The archaeology program at AUM and the Alabama Historical Commission continue the excavation of the archaeological remains of a mid-18th century French farmhouse at Fort Toulouse/Fort Jackson Historic Park near Wetumpka, Alabama. This building was located about 120 meters southwest of the second Fort Toulouse (A.D. 1749-1763).
During the summer of 2001, AUM student and volunteers from the greater Montgomery area spent 10 weeks unearthing some of the foundation trenches of an unusually large wooden frame structure measuring 32 feet on the one completely revealed side. Associated ceramic shreds, bottle glass, and iron nails and hardware indicate a mid-18th century date for the structure.

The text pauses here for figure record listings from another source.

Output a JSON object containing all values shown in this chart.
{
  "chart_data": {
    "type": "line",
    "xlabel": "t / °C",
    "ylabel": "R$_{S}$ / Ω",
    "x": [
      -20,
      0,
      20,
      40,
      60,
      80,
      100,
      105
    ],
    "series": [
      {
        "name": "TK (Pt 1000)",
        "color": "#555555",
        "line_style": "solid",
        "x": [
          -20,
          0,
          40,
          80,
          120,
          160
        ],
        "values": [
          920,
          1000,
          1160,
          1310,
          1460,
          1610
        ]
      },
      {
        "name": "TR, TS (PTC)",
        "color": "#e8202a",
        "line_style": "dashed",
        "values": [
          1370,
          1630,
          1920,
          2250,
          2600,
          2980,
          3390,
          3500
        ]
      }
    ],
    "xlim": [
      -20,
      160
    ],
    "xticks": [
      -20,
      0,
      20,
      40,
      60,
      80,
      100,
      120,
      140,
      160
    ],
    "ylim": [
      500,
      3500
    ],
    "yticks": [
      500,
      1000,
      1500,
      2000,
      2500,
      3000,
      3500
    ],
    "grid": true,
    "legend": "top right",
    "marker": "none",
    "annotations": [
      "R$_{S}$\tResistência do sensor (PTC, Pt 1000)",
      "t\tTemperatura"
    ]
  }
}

Excavations have not uncovered enough of the structure to determine features such as partitions, doors, or chimneys, but a possible gallery or porch is located on the north side of the house. The house was enclosed by a series of fences, some of which extent over 120 feet.
Available historic records suggest that about half of the French Colonial Marine garrison were married and lived outside of the fort in small farmsteads. Actual military duty demanded relatively little of a marine's time. Lowly paid and poorly provisioned, garrison members produced most of their food through cultivation of small fields and raising of livestock. Many traded with the nearby Indian community of Pakana for foodstuffs, ceramic vessels, and deerskins.
The reconstruction of Fort Toulouse was Alabama's official Bicentennial Project. Archaeological excavations of the fort and enclosed buildings began in 1972 and continued until 1984. A replica of the second Fort Toulouse (1749-1763) was built on the eastern side of the park. Little is known of the life of the ordinary French Marine outside of his official activities within Fort Toulouse, hence the present excavations of the farmstead.